I’m asked to generate some montecarlo data according to a distribution in two angles (theta = t, phi = p). This distribution has 3 parameters known (a = 0.65, b = 0.06, g = -0.18). The resulting histogram should then be fitted with maximum likelihood method and chi-squared. The problem is that the parameters retrieved from the fit are far from the true ones (even when genereting something like 10^9 events). Still if i plot the original function (with true parameters), the function and the histogram of the montecarlo events overlap perfectly as i expect to happen.

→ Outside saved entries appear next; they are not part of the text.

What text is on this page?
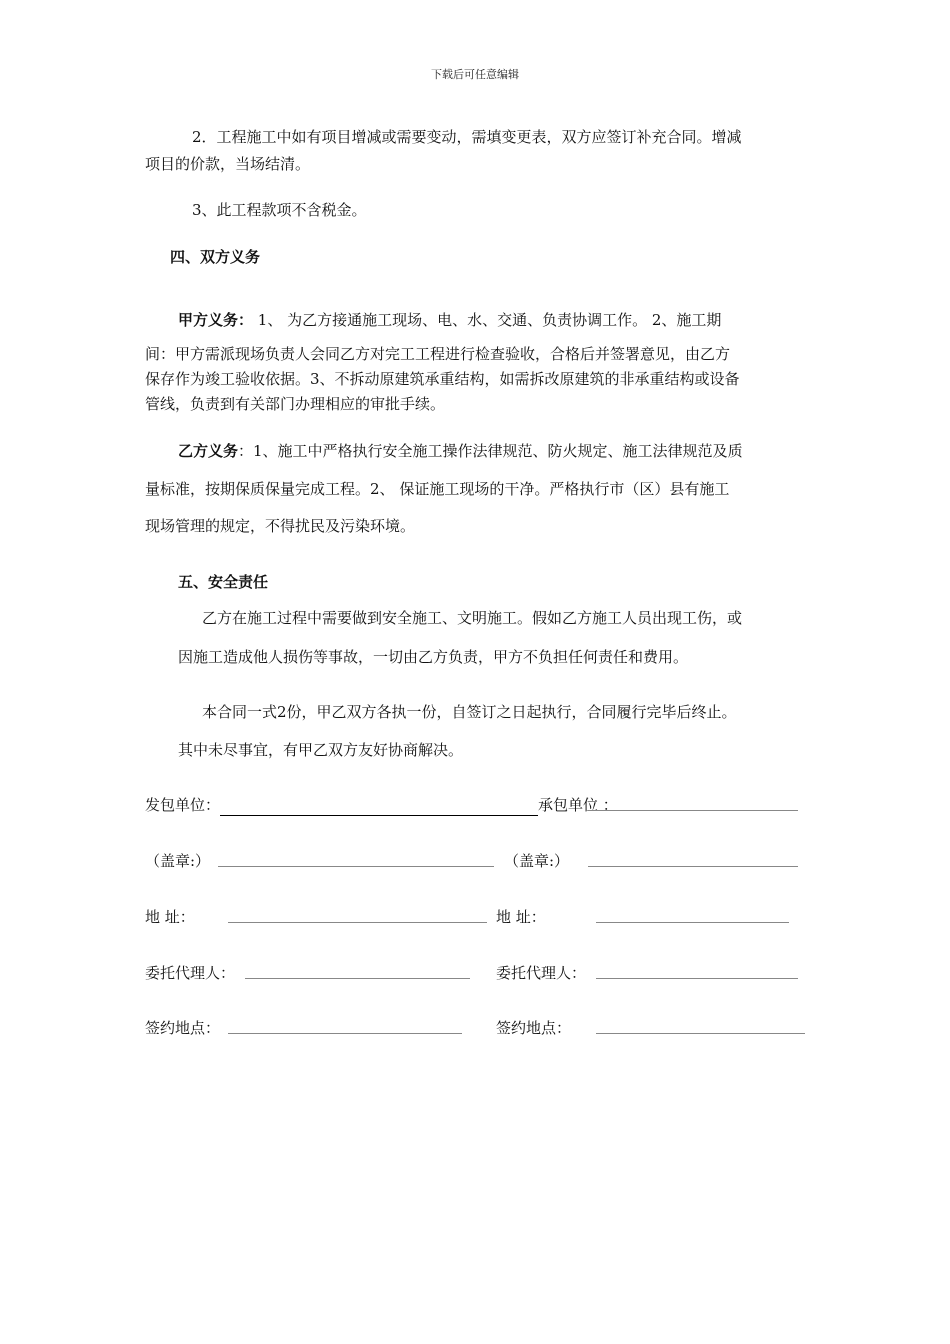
下载后可任意编辑
2．工程施工中如有项目增减或需要变动，需填变更表，双方应签订补充合同。增减
项目的价款，当场结清。
3、此工程款项不含税金。
四、双方义务
甲方义务： 1、 为乙方接通施工现场、电、水、交通、负责协调工作。 2、施工期
间：甲方需派现场负责人会同乙方对完工工程进行检查验收，合格后并签署意见，由乙方
保存作为竣工验收依据。3、不拆动原建筑承重结构，如需拆改原建筑的非承重结构或设备
管线，负责到有关部门办理相应的审批手续。
乙方义务：1、施工中严格执行安全施工操作法律规范、防火规定、施工法律规范及质
量标准，按期保质保量完成工程。2、 保证施工现场的干净。严格执行市（区）县有施工
现场管理的规定，不得扰民及污染环境。
五、安全责任
乙方在施工过程中需要做到安全施工、文明施工。假如乙方施工人员出现工伤，或
因施工造成他人损伤等事故，一切由乙方负责，甲方不负担任何责任和费用。
本合同一式2份，甲乙双方各执一份，自签订之日起执行，合同履行完毕后终止。
其中未尽事宜，有甲乙双方友好协商解决。
发包单位：	承包单位 ：
（盖章:）	（盖章:）
地 址：	地 址：
委托代理人：	委托代理人：
签约地点：	签约地点：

Is there something i’m missing in the fitting procedure that could lead to this situation?
Thanks everyone, the simple code is the following:

``````#include <iostream>
#include "TF2.h"
#include "TH2F.h"
#include "TCanvas.h"
#include "TRandom3.h"
#include <cmath>

struct estimates{ //struct to contain result of fit
double a_est;
double b_est;
double g_est;
};

double to_fit(double *x, double *par){ //to be passed to the fitting routine

return (3./(4.*M_PI))*(0.5*(1.-par[0]) + (0.5)*(3.*par[0]-1)*cos(x[0])*cos(x[0]) - par[1]*sin(x[0])*sin(x[0])*cos(2.*x[1])- sqrt(2.)*par[2]*sin(2.*x[0])*cos(x[1]));
}

double evaluate(double t, double p){ // this evaluates the distribution at theta and phi

double a = 0.65;
double b = 0.06;
double g = -0.18;

return (3./(4.*M_PI))*(0.5*(1.-a) + (0.5)*(3.*a-1)*cos(t)*cos(t) - b*sin(t)*sin(t)*cos(2.*p)- sqrt(2.)*g*sin(2.*t)*cos(p));
}

estimates monte_carlo(int measures, int seed ){

std::vector<double> theta_vec;
std::vector<double> phi_vec;

TRandom3* gen = new TRandom3(seed);
TH2F* h = new TH2F("h", "h", 300, 0, 2*M_PI, 300, 0, 2*M_PI);

for(int i = 0; i < measures; i++){ //rejection method to build distribution

bool it = true;

while(it){

double theta = gen->Uniform(0,2*M_PI);
double phi = gen->Uniform(0, 2*M_PI);
double y = gen->Uniform(0,1);

if(y < evaluate(theta, phi)){
theta_vec.push_back(theta);
phi_vec.push_back(phi);
h->Fill(theta, phi);
it = false;
}
}
}

const int npar = 3;
double dist_params[npar] = {0.65, 0.06, -0.18};

TF2* fit = new TF2("fit", to_fit, 0, 2*M_PI, 0, 2*M_PI, npar);
fit->SetParameters(dist_params);
fit->SetParNames("#alpha", "#beta", "#gamma");

h->Fit(fit, "LL");
estimates est;
est.a_est = fit->GetParameter(0);
est.b_est = fit->GetParameter(1);
est.g_est = fit->GetParameter(2);

//TCanvas* c = new TCanvas("c", "c", 1000,1000, 1000,800);
//h->Draw("colz");
//fit->Draw("same cont1");
//c->Draw();
//c->SaveAs("./miao.png", "png");

return est;
}

int main(){

srand(time(NULL));

int experiments = 100;
int measures = 50000;

//this is to check CLT on parameters.

TH1F* h_a = new TH1F("h_a", "h_a", 10, 0.75, 0.92);
TH1F* h_b = new TH1F("h_b", "h_b", 10, 0, 0.3);
TH1F* h_g = new TH1F("h_g", "h_g", 10, -0.2, 0);

for(int i = 0; i < experiments; i++){
if(i%10 == 0 ){
std::cout << i << "\n";
}
int seed = rand();
estimates est =  monte_carlo(measures, seed );
h_a->Fill(est.a_est);
h_b->Fill(est.b_est);
h_g->Fill(est.g_est);

}

TCanvas*c = new TCanvas("c", "c", 1000,1000, 1000, 800);
h_a->Draw("hist");
c->Draw();
c->SaveAs("./p.png", "png");

return 0;;

}
``````

Your “fit” / “to_fit” functions are not able to describe your histogram.
Try something like this (though I’m not sure if it’s sufficient):

``````// ...
double to_fit(double *x, double *par){ //to be passed to the fitting routine
return par[3]*(3./(4.*M_PI))*(0.5*(1.-par[0]) + (0.5)*(3.*par[0]-1)*cos(x[0])*cos(x[0]) - par[1]*sin(x[0])*sin(x[0])*cos(2.*x[1])- sqrt(2.)*par[2]*sin(2.*x[0])*cos(x[1]));
}
// ...
// ...
const int npar = 4;
double dist_params[npar] = {0.65, 0.06, -0.18, 1.};
dist_params[3] = h->Integral("width") / 4.; // "scaling" estimation
// ...
fit->SetParNames("#alpha", "#beta", "#gamma", "scaling");
// ...
``````
2 Likes

Oh yeah. That worked. This was a pretty stupid question, height of the distribution depends on the number of the sample monte carlo produced and in general does not match with the height of the original distribution from which we draw events. Thank you very much!